For years I’ve said teachers like to complain, but they don’t ever want to DO anything about it.
Welcome to the 2011 budget crisis.
In the last six weeks, I’ve heard people all over the state call my fellow teachers and me part time employees who whine all the time about how little they’re being paid.
My response: We’re not part time employees. We work full time for close to 10 months a year. Yes, we have summers off. We don’t get paid for those summers off. Our paychecks for nine months are spread out over 12. I worked 64 hours at school last week. That doesn’t include the weekend I spent with students at a UIL academic meet. I average 50 hours of week at school. I’m not alone. Don’t get me started on the load English teachers take home with them. Next year that work load will increase astronomically as our class sizes increase.
I’ve heard that Texas teachers in particular are responsible for the budget crisis. To that, I say check out the wfisd.net homepage. It explains the crisis fully. Needless to say, teachers are not to blame.
I’ve heard I get all sorts of amazing benefits as a teacher, so I should just stop griping. I don’t know what benefits people are talking about. Yes, I have health insurance. It’s expensive, and I pay co-pays and try to find in-network doctors to see. If I have an emergency, I’m out of luck. No urgent care facility within 100 miles is covered on my insurance. The Texas state government has already warned I’ll be paying more next year.

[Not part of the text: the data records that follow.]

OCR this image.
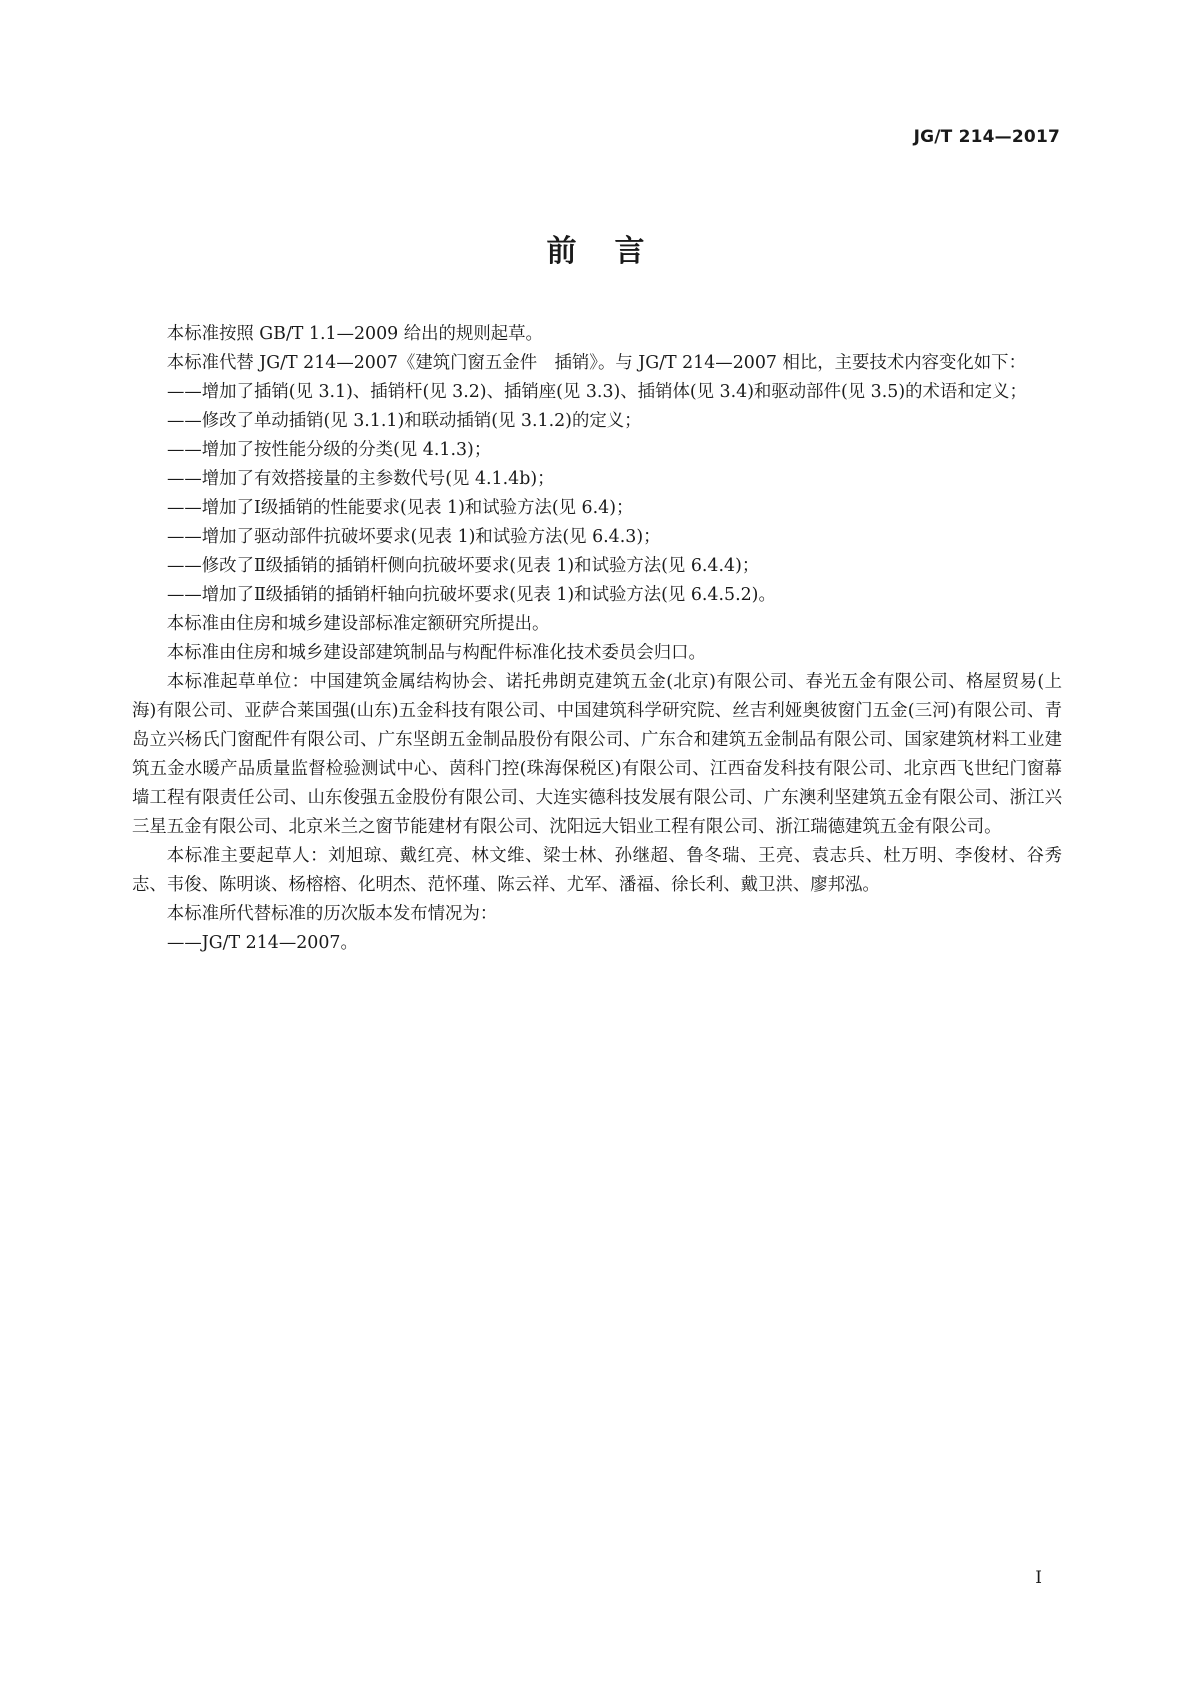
JG/T 214—2017
前言

本标准按照 GB/T 1.1—2009 给出的规则起草。

本标准代替 JG/T 214—2007《建筑门窗五金件　插销》。与 JG/T 214—2007 相比，主要技术内容变化如下：

——增加了插销(见 3.1)、插销杆(见 3.2)、插销座(见 3.3)、插销体(见 3.4)和驱动部件(见 3.5)的术语和定义；
——修改了单动插销(见 3.1.1)和联动插销(见 3.1.2)的定义；
——增加了按性能分级的分类(见 4.1.3)；
——增加了有效搭接量的主参数代号(见 4.1.4b)；
——增加了Ⅰ级插销的性能要求(见表 1)和试验方法(见 6.4)；
——增加了驱动部件抗破坏要求(见表 1)和试验方法(见 6.4.3)；
——修改了Ⅱ级插销的插销杆侧向抗破坏要求(见表 1)和试验方法(见 6.4.4)；
——增加了Ⅱ级插销的插销杆轴向抗破坏要求(见表 1)和试验方法(见 6.4.5.2)。

本标准由住房和城乡建设部标准定额研究所提出。

本标准由住房和城乡建设部建筑制品与构配件标准化技术委员会归口。

本标准起草单位：中国建筑金属结构协会、诺托弗朗克建筑五金(北京)有限公司、春光五金有限公司、格屋贸易(上海)有限公司、亚萨合莱国强(山东)五金科技有限公司、中国建筑科学研究院、丝吉利娅奥彼窗门五金(三河)有限公司、青岛立兴杨氏门窗配件有限公司、广东坚朗五金制品股份有限公司、广东合和建筑五金制品有限公司、国家建筑材料工业建筑五金水暖产品质量监督检验测试中心、茵科门控(珠海保税区)有限公司、江西奋发科技有限公司、北京西飞世纪门窗幕墙工程有限责任公司、山东俊强五金股份有限公司、大连实德科技发展有限公司、广东澳利坚建筑五金有限公司、浙江兴三星五金有限公司、北京米兰之窗节能建材有限公司、沈阳远大铝业工程有限公司、浙江瑞德建筑五金有限公司。

本标准主要起草人：刘旭琼、戴红亮、林文维、梁士林、孙继超、鲁冬瑞、王亮、袁志兵、杜万明、李俊材、谷秀志、韦俊、陈明谈、杨榕榕、化明杰、范怀瑾、陈云祥、尤军、潘福、徐长利、戴卫洪、廖邦泓。

本标准所代替标准的历次版本发布情况为：

——JG/T 214—2007。
I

Someone actually said teachers wanted something for nothing when it came to retirement. I have to work 20 years to get partial retirement, 30 for somewhat full retirement, and that retirement is funded at a terrible rate. My retired friends haven’t seen a cost of living increase in over 10 years, and now, the government’s cutting what they contribute, which is very little already. AND we don’t get social security, even if we paid into it.
Texas schools are in danger, folks. Real danger. What that translates into for me is our KIDS are in danger. They’ve been tested to death, and next year, they’ll be tested even more, by over worked, under paid teachers who are taking the brunt of state budget cuts by people in office who don’t have a clue what we do in the classroom even though I think they must’ve spent some time in the classroom in the past. They must not remember what it was like. In the last handful of years I’ve watched more and more unfunded mandates take away from our school districts, and it’s time I speak up.

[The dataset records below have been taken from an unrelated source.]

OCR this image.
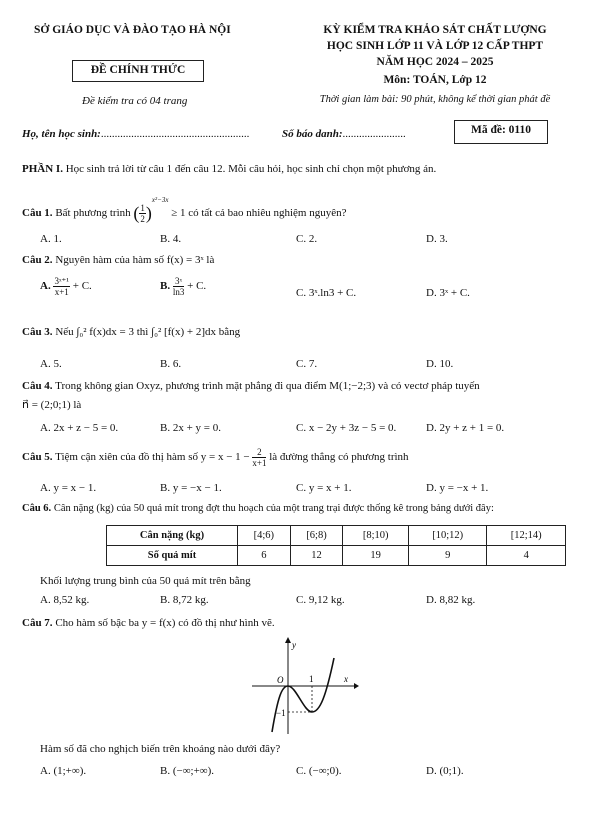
SỞ GIÁO DỤC VÀ ĐÀO TẠO HÀ NỘI
ĐỀ CHÍNH THỨC
Đề kiểm tra có 04 trang
KỲ KIỂM TRA KHẢO SÁT CHẤT LƯỢNG
HỌC SINH LỚP 11 VÀ LỚP 12 CẤP THPT
NĂM HỌC 2024 – 2025
Môn: TOÁN, Lớp 12
Thời gian làm bài: 90 phút, không kể thời gian phát đề
Họ, tên học sinh:......................................................	Số báo danh:.......................	Mã đề: 0110
PHẦN I. Học sinh trả lời từ câu 1 đến câu 12. Mỗi câu hỏi, học sinh chỉ chọn một phương án.
Câu 1. Bất phương trình ( $\frac{1}{2} )^{x^2-3x} \ge 1$ có tất cả bao nhiêu nghiệm nguyên?
A. 1.	B. 4.	C. 2.	D. 3.
Câu 2. Nguyên hàm của hàm số f(x) = 3ˣ là
A. $\frac{\text{3ˣ⁺¹}}{x+1} + C$.	B. $\frac{\text{3ˣ}}{\ln 3} + C$.
C. 3ˣ.ln3 + C.	D. 3ˣ + C.
Câu 3. Nếu ∫₀² f(x)dx = 3 thì ∫₀² [f(x) + 2]dx bằng
A. 5.	B. 6.	C. 7.	D. 10.
Câu 4. Trong không gian Oxyz, phương trình mặt phẳng đi qua điểm M(1;−2;3) và có vectơ pháp tuyến
n⃗ = (2;0;1) là
A. 2x + z − 5 = 0.	B. 2x + y = 0.	C. x − 2y + 3z − 5 = 0.	D. 2y + z + 1 = 0.
Câu 5. Tiệm cận xiên của đồ thị hàm số $y = x - 1 - \frac{2}{x+1}$ là đường thẳng có phương trình
A. y = x − 1.	B. y = −x − 1.	C. y = x + 1.	D. y = −x + 1.
Câu 6. Cân nặng (kg) của 50 quả mít trong đợt thu hoạch của một trang trại được thống kê trong bảng dưới đây:
Cân nặng (kg)	[4;6)	[6;8)	[8;10)	[10;12)	[12;14)
Số quả mít	6	12	19	9	4
Khối lượng trung bình của 50 quả mít trên bằng
A. 8,52 kg.	B. 8,72 kg.	C. 9,12 kg.	D. 8,82 kg.
Câu 7. Cho hàm số bậc ba y = f(x) có đồ thị như hình vẽ.
y
x
O	1
−1
Hàm số đã cho nghịch biến trên khoảng nào dưới đây?
A. (1;+∞).	B. (−∞;+∞).	C. (−∞;0).	D. (0;1).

One voice is nothing. But if every teacher in Texas speaks up, we can’t be ignored.
Will marching change anything? I have no idea. I don’t think Governor Perry cares a thing about public education. It seems to me he’s all about charter schools, vouchers, big business and re-election.
By marching though, I’ll know when the changes come that I made my voice heard. That I said enough is enough. That I fought for my kids.
Save Texas Schools…before it’s too late!
I got this from a story on Huffington Post, and I loved it!
As the poet Shelley wrote, that “We are many, they are few.” But a muscle doesn’t mean a damn thing unless you flex.